Titip salam untukmu dan semoga engkau selalu baik baik saja hai mantan suamiku...!!!

Selasa, 18 Agustus 2015

JALAN PULANG






    Aku ini apalah, hanya sebaris kata yang tak pernah bersua dengan susunan bait bait melodi sang pujangga. Terbuai jalan panjang yang entah kapan berujung, memangku tangan dan terus terlelap dalam nyanyian para pendusta kehidupan. Gelak tawa menipu itu tak pernah hilang, kemanapun ku hadapkan harapanku di sana ia akan menunjukkan wajahnya tanpa rasa penyesalan sedikitpun. Selalu duduk dalam keramaian kemudian harus kembali terbuang jauh dalam sepi yang mencekam.
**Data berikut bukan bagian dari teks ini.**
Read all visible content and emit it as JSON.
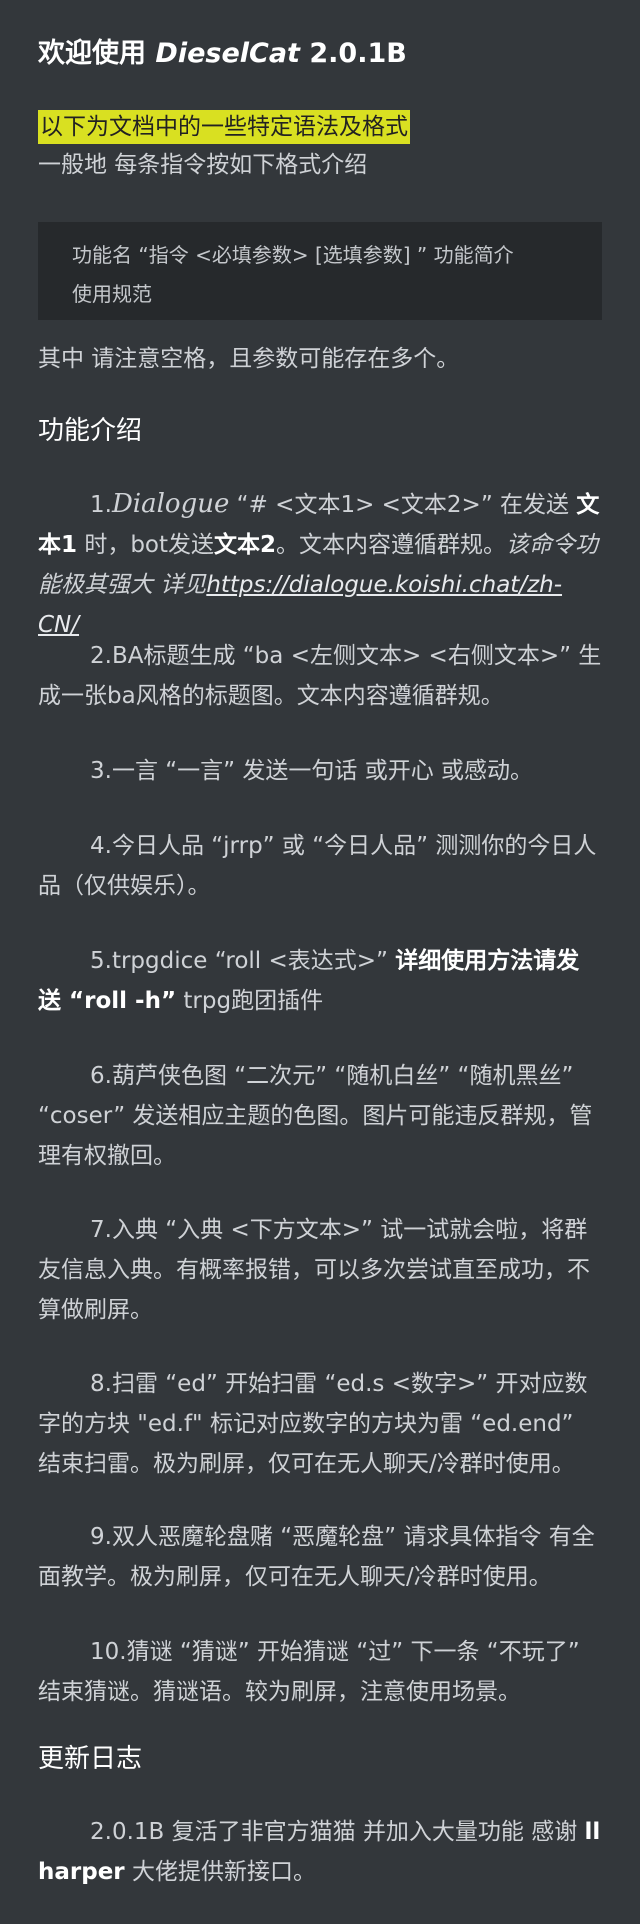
{
  "title": {
    "prefix": "欢迎使用 ",
    "brand": "DieselCat",
    "version": " 2.0.1B"
  },
  "highlight": "以下为文档中的一些特定语法及格式",
  "intro": "一般地 每条指令按如下格式介绍",
  "codebox": {
    "line1": "功能名 “指令 <必填参数> [选填参数] ” 功能简介",
    "line2": "使用规范"
  },
  "note": "其中 请注意空格，且参数可能存在多个。",
  "features_heading": "功能介绍",
  "f1": {
    "num": "1.",
    "name": "Dialogue",
    "t1": " “# <文本1> <文本2>” 在发送 ",
    "b1": "文本1",
    "t2": " 时，bot发送",
    "b2": "文本2",
    "t3": "。文本内容遵循群规。",
    "em": "该命令功能极其强大 详见",
    "link": "https://dialogue.koishi.chat/zh-CN/"
  },
  "f2": "2.BA标题生成 “ba <左侧文本> <右侧文本>” 生成一张ba风格的标题图。文本内容遵循群规。",
  "f3": "3.一言 “一言” 发送一句话 或开心 或感动。",
  "f4": "4.今日人品 “jrrp” 或 “今日人品” 测测你的今日人品（仅供娱乐）。",
  "f5": {
    "t1": "5.trpgdice “roll <表达式>” ",
    "b1": "详细使用方法请发送 “roll -h”",
    "t2": " trpg跑团插件"
  },
  "f6": "6.葫芦侠色图 “二次元” “随机白丝” “随机黑丝” “coser” 发送相应主题的色图。图片可能违反群规，管理有权撤回。",
  "f7": "7.入典 “入典 <下方文本>” 试一试就会啦，将群友信息入典。有概率报错，可以多次尝试直至成功，不算做刷屏。",
  "f8": "8.扫雷 “ed” 开始扫雷 “ed.s <数字>” 开对应数字的方块 \"ed.f\" 标记对应数字的方块为雷 “ed.end” 结束扫雷。极为刷屏，仅可在无人聊天/冷群时使用。",
  "f9": "9.双人恶魔轮盘赌 “恶魔轮盘” 请求具体指令 有全面教学。极为刷屏，仅可在无人聊天/冷群时使用。",
  "f10": "10.猜谜 “猜谜” 开始猜谜 “过” 下一条 “不玩了” 结束猜谜。猜谜语。较为刷屏，注意使用场景。",
  "changelog_heading": "更新日志",
  "changelog": {
    "t1": "2.0.1B 复活了非官方猫猫 并加入大量功能 感谢 ",
    "b1": "ll harper",
    "t2": " 大佬提供新接口。"
  }
}
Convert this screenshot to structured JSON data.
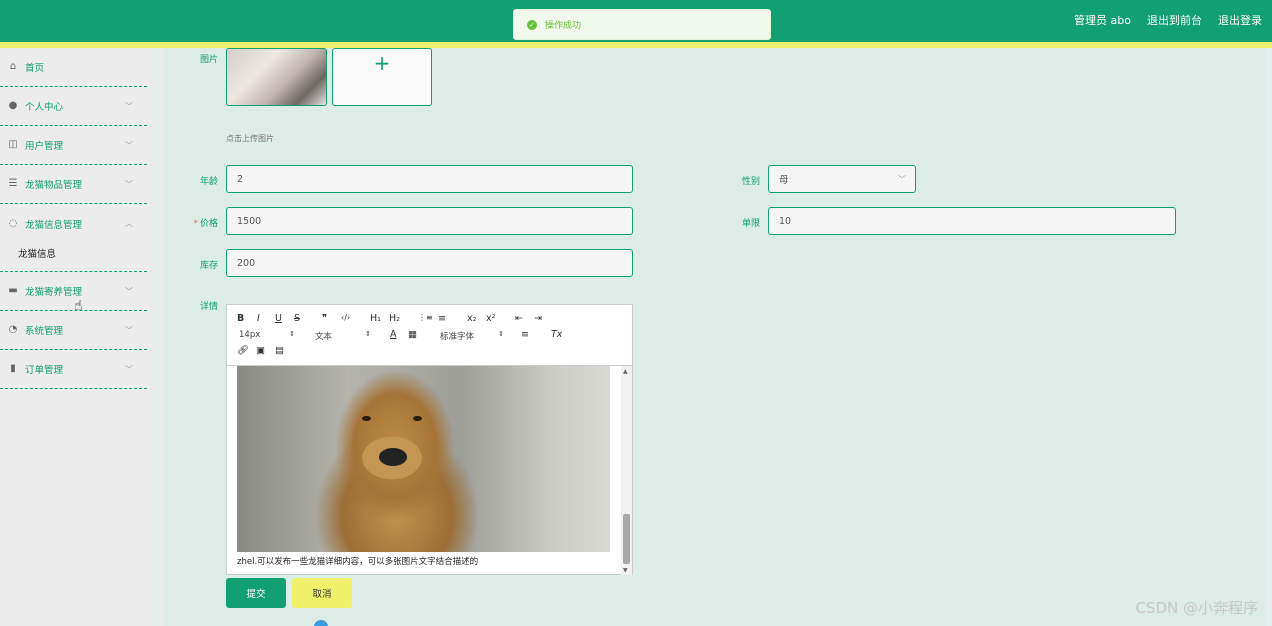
{
  "header": {
    "admin_label": "管理员 abo",
    "back_to_front": "退出到前台",
    "logout": "退出登录"
  },
  "toast": {
    "message": "操作成功"
  },
  "sidebar": {
    "items": [
      {
        "label": "首页",
        "icon": "home-icon"
      },
      {
        "label": "个人中心",
        "icon": "user-icon"
      },
      {
        "label": "用户管理",
        "icon": "users-icon"
      },
      {
        "label": "龙猫物品管理",
        "icon": "sliders-icon"
      },
      {
        "label": "龙猫信息管理",
        "icon": "compass-icon"
      },
      {
        "label": "龙猫寄养管理",
        "icon": "briefcase-icon"
      },
      {
        "label": "系统管理",
        "icon": "gauge-icon"
      },
      {
        "label": "订单管理",
        "icon": "chart-icon"
      }
    ],
    "submenu": {
      "label": "龙猫信息"
    }
  },
  "form": {
    "image_label": "图片",
    "upload_hint": "点击上传图片",
    "upload_plus": "+",
    "age_label": "年龄",
    "age_value": "2",
    "gender_label": "性别",
    "gender_value": "母",
    "price_label": "价格",
    "price_required": "*",
    "price_value": "1500",
    "limit_label": "单限",
    "limit_value": "10",
    "stock_label": "库存",
    "stock_value": "200",
    "detail_label": "详情",
    "submit_label": "提交",
    "cancel_label": "取消"
  },
  "editor": {
    "toolbar_row1": [
      "B",
      "I",
      "U",
      "S",
      "❞",
      "‹/›",
      "H₁",
      "H₂",
      "⋮≡",
      "≡",
      "x₂",
      "x²",
      "⇤",
      "⇥"
    ],
    "font_size": "14px",
    "paragraph": "文本",
    "font_family": "标准字体",
    "content_text": "zhel.可以发布一些龙猫详细内容，可以多张图片文字结合描述的"
  },
  "watermark": "CSDN @小奔程序"
}
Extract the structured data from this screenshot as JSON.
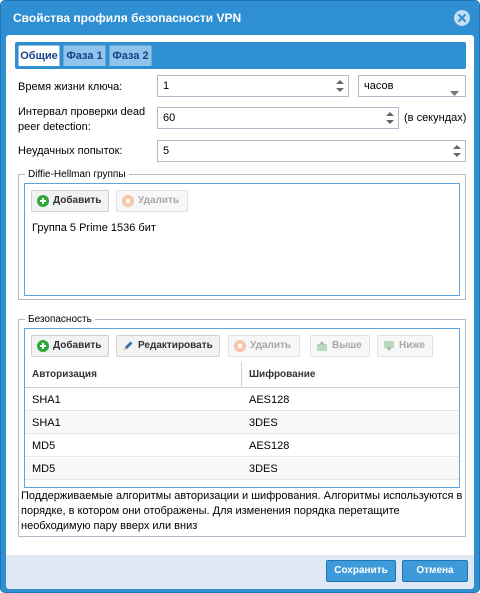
{
  "dialog": {
    "title": "Свойства профиля безопасности VPN",
    "close_icon": "close-icon"
  },
  "tabs": [
    {
      "label": "Общие",
      "active": true
    },
    {
      "label": "Фаза 1",
      "active": false
    },
    {
      "label": "Фаза 2",
      "active": false
    }
  ],
  "form": {
    "key_lifetime": {
      "label": "Время жизни ключа:",
      "value": "1",
      "unit": "часов"
    },
    "dpd_interval": {
      "label_line1": "Интервал проверки dead",
      "label_line2": "peer detection:",
      "value": "60",
      "unit": "(в секундах)"
    },
    "failed_attempts": {
      "label": "Неудачных попыток:",
      "value": "5"
    }
  },
  "dh_groups": {
    "legend": "Diffie-Hellman группы",
    "add_label": "Добавить",
    "delete_label": "Удалить",
    "items": [
      "Группа 5 Prime 1536 бит"
    ]
  },
  "security": {
    "legend": "Безопасность",
    "toolbar": {
      "add": "Добавить",
      "edit": "Редактировать",
      "delete": "Удалить",
      "up": "Выше",
      "down": "Ниже"
    },
    "columns": [
      "Авторизация",
      "Шифрование"
    ],
    "rows": [
      {
        "auth": "SHA1",
        "enc": "AES128"
      },
      {
        "auth": "SHA1",
        "enc": "3DES"
      },
      {
        "auth": "MD5",
        "enc": "AES128"
      },
      {
        "auth": "MD5",
        "enc": "3DES"
      }
    ],
    "note": "Поддерживаемые алгоритмы авторизации и шифрования. Алгоритмы используются в порядке, в котором они отображены. Для изменения порядка перетащите необходимую пару вверх или вниз"
  },
  "footer": {
    "save": "Сохранить",
    "cancel": "Отмена"
  },
  "colors": {
    "accent": "#2f8fd3",
    "add_green": "#2ea836",
    "delete_orange": "#f08a4b"
  }
}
      Aku ini siapalah, sejauh mata membentangkan pandangan adalah hanya cahaya redup, tanpa bayangan setipis apapun. Orang orang pernah datang dan singgah di jalan ini kemudian perlahan mereka menghilang dan kini aku harus di jalan yang sama, menunggu waktu atau mungkin menunggu seseorang yang akan membawaku jauh jauh.

     Akan sampai dimana aku berlalu, menyimpan tiap memori dari setiap waktu yang terlewatkan. Banyak yang telah terlupakan dan cerita baru selalu saja aku mulai. Alasan yang sama, suasana baru ataupun wajah wajah baru. Sebuah perlakuan yang selalu ku ulang, tanpa belas kasihan dan sangat jauh dari rasa yang peka kepada siapapun. Di atas sana, mungkin sudah terlukis rapi bangaimana langit memandangku, dari beberapa nama yang terbuang kemudian kembali dpisahkan dari rasa bersalah. Bagaimana bisa hidup akan terus berlanjut, melainkan hanya seperti sebatang pohon yang telah usang termakan rayap. Hanya menunggu angin kecil untuk merebahkan diri dan tidur untuk waktu yang sangat lama.

      Kepada siapakah aku ini, rumah yang sudah begitu jauh dari angan. Jiwa jiwa sedarah sudah menjadi orang lain, mereka kembali menjadi seperti lalu saat semua masih putih bersih tanpa dosa yang berarti. Takdir sebetulnya tidak pernah seperti ini, meski aku berdiam diri di suatu tempat seseorang pasti akan datang menghampiriku. Bagaimana mungkin mereka berkata seperti itu, rasanya seperti pelipur lara dalam dunia dongen.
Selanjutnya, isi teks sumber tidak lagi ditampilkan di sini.